Pemkab Kotabaru Perkuat Program Ketahanan Keluarga Lewat PK2D
Banua Tv,Kotabaru – Pemerintah Kabupaten Kotabaru menerima kunjungan Tim Penilai dan Verifikasi Program Peningkatan Kualitas Keluarga Daerah (PK2D) tingkat Provinsi Kalimantan Selatan di Aula Bamega Kantor Bupati Kotabaru, Sebelimbingan, Rabu (20/5/2026).

Kedatangan tim penilai disambut langsung Wakil Bupati Kotabaru, Syairi Mukhlis, S.Sos bersama Ketua TP PKK Kotabaru, Suci Anisa Rusli, serta jajaran pemerintah daerah dan pengurus TP PKK.
Dalam sambutan Bupati Kotabaru yang dibacakan Wakil Bupati Syairi Mukhlis, Pemerintah Kabupaten Kotabaru menyampaikan apresiasi atas pelaksanaan kegiatan tersebut sebagai bagian dari evaluasi program pembangunan keluarga di daerah.
“Keluarga merupakan unit terkecil dalam masyarakat, namun memiliki peran yang sangat besar dalam menentukan kualitas sumber daya manusia dan masa depan daerah,” ucapnya.
Ia menegaskan, Pemkab Kotabaru terus berkomitmen meningkatkan kualitas keluarga melalui berbagai program, mulai dari penguatan ketahanan keluarga, peningkatan peran perempuan, perlindungan anak hingga pemberdayaan ekonomi keluarga.
Ketua TP PKK Kotabaru, Suci Anisa Rusli mengatakan, kegiatan penilaian menjadi momentum penting untuk melihat capaian program sekaligus bahan evaluasi agar program peningkatan kualitas keluarga terus berkembang.
“Semoga kerjasama dan semangat gotong royong ini terus terjaga demi terwujudnya keluarga kotabaru yang sejahtera, mandiri dan harmonis,” harapnya.
Menurutnya, program peningkatan kualitas keluarga menjadi salah satu upaya membentuk keluarga yang mampu memenuhi kebutuhan pendidikan, kesehatan, ekonomi serta memiliki pola asuh ramah anak dengan tetap menjunjung nilai moral, budaya dan ketahanan pangan.

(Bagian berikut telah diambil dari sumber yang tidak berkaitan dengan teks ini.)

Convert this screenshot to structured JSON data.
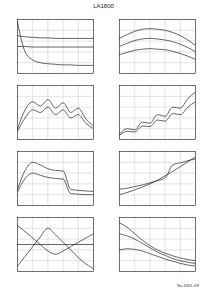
{
  "header": {
    "title": "LA1800"
  },
  "footer": {
    "text": "No.4681-4/8"
  },
  "chart_data": [
    {
      "type": "line",
      "x": [
        0,
        1,
        2,
        3,
        4,
        5,
        6,
        7,
        8,
        9,
        10
      ],
      "xlim": [
        0,
        10
      ],
      "ylim": [
        0,
        10
      ],
      "xticks": [
        0,
        2,
        4,
        6,
        8,
        10
      ],
      "yticks": [
        0,
        2,
        4,
        6,
        8,
        10
      ],
      "grid": true,
      "tick_labels": false,
      "series": [
        {
          "color": "#222222",
          "values": [
            9.5,
            4.0,
            2.5,
            2.0,
            1.8,
            1.7,
            1.6,
            1.6,
            1.5,
            1.5,
            1.5
          ]
        },
        {
          "color": "#222222",
          "values": [
            7.0,
            6.8,
            6.7,
            6.6,
            6.6,
            6.5,
            6.5,
            6.5,
            6.5,
            6.5,
            6.5
          ]
        },
        {
          "color": "#222222",
          "values": [
            5.0,
            5.0,
            4.9,
            4.9,
            4.9,
            4.9,
            4.9,
            4.9,
            4.9,
            4.9,
            4.9
          ]
        }
      ]
    },
    {
      "type": "line",
      "x": [
        0,
        1,
        2,
        3,
        4,
        5,
        6,
        7,
        8,
        9,
        10
      ],
      "xlim": [
        0,
        10
      ],
      "ylim": [
        0,
        10
      ],
      "xticks": [
        0,
        2,
        4,
        6,
        8,
        10
      ],
      "yticks": [
        0,
        2,
        4,
        6,
        8,
        10
      ],
      "grid": true,
      "tick_labels": false,
      "series": [
        {
          "color": "#222222",
          "values": [
            6.5,
            7.2,
            7.8,
            8.2,
            8.3,
            8.2,
            8.0,
            7.6,
            7.0,
            6.2,
            5.2
          ]
        },
        {
          "color": "#222222",
          "values": [
            5.0,
            5.6,
            6.1,
            6.4,
            6.5,
            6.4,
            6.2,
            5.9,
            5.4,
            4.8,
            4.0
          ]
        },
        {
          "color": "#222222",
          "values": [
            3.5,
            3.9,
            4.3,
            4.5,
            4.6,
            4.5,
            4.4,
            4.1,
            3.7,
            3.2,
            2.6
          ]
        }
      ]
    },
    {
      "type": "line",
      "x": [
        0,
        1,
        2,
        3,
        4,
        5,
        6,
        7,
        8,
        9,
        10
      ],
      "xlim": [
        0,
        10
      ],
      "ylim": [
        0,
        10
      ],
      "xticks": [
        0,
        2,
        4,
        6,
        8,
        10
      ],
      "yticks": [
        0,
        2,
        4,
        6,
        8,
        10
      ],
      "grid": true,
      "tick_labels": false,
      "series": [
        {
          "color": "#222222",
          "values": [
            2.0,
            5.5,
            7.0,
            6.2,
            7.4,
            5.8,
            6.8,
            5.0,
            5.8,
            3.8,
            2.5
          ]
        },
        {
          "color": "#222222",
          "values": [
            1.5,
            4.0,
            5.5,
            5.0,
            6.0,
            4.6,
            5.5,
            4.0,
            4.6,
            3.0,
            2.0
          ]
        }
      ]
    },
    {
      "type": "line",
      "x": [
        0,
        1,
        2,
        3,
        4,
        5,
        6,
        7,
        8,
        9,
        10
      ],
      "xlim": [
        0,
        10
      ],
      "ylim": [
        0,
        10
      ],
      "xticks": [
        0,
        2,
        4,
        6,
        8,
        10
      ],
      "yticks": [
        0,
        2,
        4,
        6,
        8,
        10
      ],
      "grid": true,
      "tick_labels": false,
      "series": [
        {
          "color": "#222222",
          "values": [
            1.0,
            2.0,
            1.8,
            3.2,
            3.0,
            4.6,
            4.3,
            6.0,
            5.8,
            7.6,
            8.8
          ]
        },
        {
          "color": "#222222",
          "values": [
            0.8,
            1.5,
            1.4,
            2.5,
            2.4,
            3.6,
            3.4,
            4.8,
            4.6,
            6.0,
            7.0
          ]
        }
      ]
    },
    {
      "type": "line",
      "x": [
        0,
        1,
        2,
        3,
        4,
        5,
        6,
        7,
        8,
        9,
        10
      ],
      "xlim": [
        0,
        10
      ],
      "ylim": [
        0,
        10
      ],
      "xticks": [
        0,
        2,
        4,
        6,
        8,
        10
      ],
      "yticks": [
        0,
        2,
        4,
        6,
        8,
        10
      ],
      "grid": true,
      "tick_labels": false,
      "series": [
        {
          "color": "#222222",
          "values": [
            3.0,
            6.5,
            8.0,
            7.5,
            6.8,
            6.5,
            6.4,
            3.0,
            2.8,
            2.7,
            2.6
          ]
        },
        {
          "color": "#222222",
          "values": [
            2.5,
            5.0,
            6.0,
            5.6,
            5.2,
            5.0,
            4.9,
            2.2,
            2.1,
            2.0,
            2.0
          ]
        }
      ]
    },
    {
      "type": "line",
      "x": [
        0,
        1,
        2,
        3,
        4,
        5,
        6,
        7,
        8,
        9,
        10
      ],
      "xlim": [
        0,
        10
      ],
      "ylim": [
        0,
        10
      ],
      "xticks": [
        0,
        2,
        4,
        6,
        8,
        10
      ],
      "yticks": [
        0,
        2,
        4,
        6,
        8,
        10
      ],
      "grid": true,
      "tick_labels": false,
      "series": [
        {
          "color": "#222222",
          "values": [
            2.0,
            2.4,
            2.9,
            3.4,
            4.0,
            4.7,
            5.5,
            6.3,
            7.2,
            8.1,
            9.0
          ]
        },
        {
          "color": "#222222",
          "values": [
            3.0,
            3.2,
            3.5,
            3.8,
            4.2,
            4.6,
            5.1,
            7.5,
            7.9,
            8.3,
            8.6
          ]
        }
      ]
    },
    {
      "type": "line",
      "x": [
        0,
        1,
        2,
        3,
        4,
        5,
        6,
        7,
        8,
        9,
        10
      ],
      "xlim": [
        0,
        10
      ],
      "ylim": [
        0,
        10
      ],
      "xticks": [
        0,
        2,
        4,
        6,
        8,
        10
      ],
      "yticks": [
        0,
        2,
        4,
        6,
        8,
        10
      ],
      "grid": true,
      "tick_labels": false,
      "series": [
        {
          "color": "#222222",
          "values": [
            1.0,
            2.8,
            4.6,
            6.4,
            8.0,
            6.8,
            5.4,
            4.0,
            2.6,
            1.4,
            0.5
          ]
        },
        {
          "color": "#222222",
          "values": [
            8.5,
            7.4,
            6.2,
            5.0,
            3.8,
            3.2,
            3.8,
            4.6,
            5.4,
            6.2,
            7.0
          ]
        },
        {
          "color": "#222222",
          "values": [
            5.0,
            5.0,
            5.0,
            5.0,
            5.0,
            5.0,
            5.0,
            5.0,
            5.0,
            5.0,
            5.0
          ]
        }
      ]
    },
    {
      "type": "line",
      "x": [
        0,
        1,
        2,
        3,
        4,
        5,
        6,
        7,
        8,
        9,
        10
      ],
      "xlim": [
        0,
        10
      ],
      "ylim": [
        0,
        10
      ],
      "xticks": [
        0,
        2,
        4,
        6,
        8,
        10
      ],
      "yticks": [
        0,
        2,
        4,
        6,
        8,
        10
      ],
      "grid": true,
      "tick_labels": false,
      "series": [
        {
          "color": "#222222",
          "values": [
            9.0,
            8.2,
            7.0,
            5.8,
            4.8,
            4.0,
            3.4,
            2.9,
            2.5,
            2.2,
            2.0
          ]
        },
        {
          "color": "#222222",
          "values": [
            7.0,
            6.6,
            6.0,
            5.2,
            4.4,
            3.6,
            3.0,
            2.4,
            2.0,
            1.7,
            1.5
          ]
        },
        {
          "color": "#222222",
          "values": [
            4.0,
            4.2,
            4.1,
            3.8,
            3.3,
            2.8,
            2.3,
            1.9,
            1.5,
            1.2,
            1.0
          ]
        }
      ]
    }
  ]
}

Sementara itu, Tim Penilai Provinsi Kalimantan Selatan, Rosda, menjelaskan proses penilaian dilakukan melalui observasi lapangan, wawancara dengan aparatur desa dan masyarakat serta verifikasi dokumen pelaksanaan program.
Aspek yang dinilai mencakup capaian indikator kesejahteraan keluarga, efektivitas program, peran kelembagaan hingga inovasi yang dikembangkan di tingkat desa.
Rosda menyebutkan, Kabupaten Kotabaru berhasil mencatat indeks kualitas keluarga sebesar 75,91 dan masuk kategori responsif gender serta hak anak.
“Hasil ini menandakan bahwa kerja keras dari tim peningkatan kualitas kelurga daerah Kabupaten Kotabaru sudah menunjukkan hasil yang dapat dirasakan langsung oleh masyarakat,” ungkapnya.
Dalam kegiatan verifikasi PK2D tingkat provinsi tersebut, Desa Sampanahan menjadi lokasi fokus penilaian untuk periode 2025–2026. Desa tersebut dinilai berhasil menunjukkan perkembangan signifikan dalam pemberdayaan masyarakat dan pembinaan keluarga.
Kegiatan turut dihadiri Asisten I Bidang Pemerintahan dan Kesra, jajaran TP PKK Kotabaru, Kepala DPPPAPPKB Kotabaru, Camat Sampanahan serta anggota TP PKK Kecamatan Sampanahan.